It was a piece of audio obtained by the BBC that revealed what worries the Taliban's leader most.

Not an external danger, but one from within Afghanistan, which the Taliban seized control of as the previous government collapsed and the US withdrew in 2021.

He warned of insiders in the government pitted against each other in the Islamic Emirate the Taliban set up to govern the country.

In the leaked clip, the supreme leader Hibatullah Akhundzada can be heard giving a speech saying that internal disagreements could eventually bring them all down.

As a result of these divisions, the emirate will collapse and end, he warned.

The speech, made to Taliban members at a madrassa in the southern city of Kandahar in January 2025, was more fuel to the fire of rumours that had been circulating for months - rumours of differences at the very top of the Taliban.

It is a split the Taliban leadership has always denied - including when asked directly by the BBC.

But the rumours prompted the BBC's Afghan service to begin a year-long investigation into the highly secretive group - conducting more than 100 interviews with current and former members of the Taliban, as well as local sources, experts and former diplomats.

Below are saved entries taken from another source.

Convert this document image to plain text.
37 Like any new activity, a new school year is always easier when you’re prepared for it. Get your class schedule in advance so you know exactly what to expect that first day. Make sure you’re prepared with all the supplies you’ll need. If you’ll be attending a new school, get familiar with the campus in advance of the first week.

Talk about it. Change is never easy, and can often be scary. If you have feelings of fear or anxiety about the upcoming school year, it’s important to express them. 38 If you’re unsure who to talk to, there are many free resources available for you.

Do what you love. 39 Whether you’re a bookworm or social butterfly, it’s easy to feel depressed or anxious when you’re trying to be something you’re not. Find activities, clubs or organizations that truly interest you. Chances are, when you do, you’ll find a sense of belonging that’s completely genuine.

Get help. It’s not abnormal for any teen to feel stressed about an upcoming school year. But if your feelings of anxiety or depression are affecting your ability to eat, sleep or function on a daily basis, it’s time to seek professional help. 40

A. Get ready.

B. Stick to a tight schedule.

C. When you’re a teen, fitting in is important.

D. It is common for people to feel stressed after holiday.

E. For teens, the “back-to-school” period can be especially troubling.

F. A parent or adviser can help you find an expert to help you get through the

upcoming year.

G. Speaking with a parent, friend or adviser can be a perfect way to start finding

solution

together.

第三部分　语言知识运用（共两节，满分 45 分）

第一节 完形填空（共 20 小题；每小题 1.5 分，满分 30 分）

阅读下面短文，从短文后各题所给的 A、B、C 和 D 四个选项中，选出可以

Now, for the first time, we have been able to map two distinct groups at the top of the Taliban - each presenting competing visions for Afghanistan.

One, entirely loyal to Akhundzada, seeks to drive the country towards a strict Islamic Emirate, isolated from the modern world.

The second group, based in Kabul, advocates for engagement with the outside world and provides education for girls, showing a progressive approach amidst stringent Islamic governance.

This ideological divide came to a head when Akhundzada ordered the internet shut down, severing Afghanistan's connection to the global community. However, members of the Kabul faction defied that order.

This was nothing short of a rebellion, one insider noted, marking a significant moment in the Taliban's history.

As the internet came back online, questions loomed over what this internal strife meant for the Taliban's future.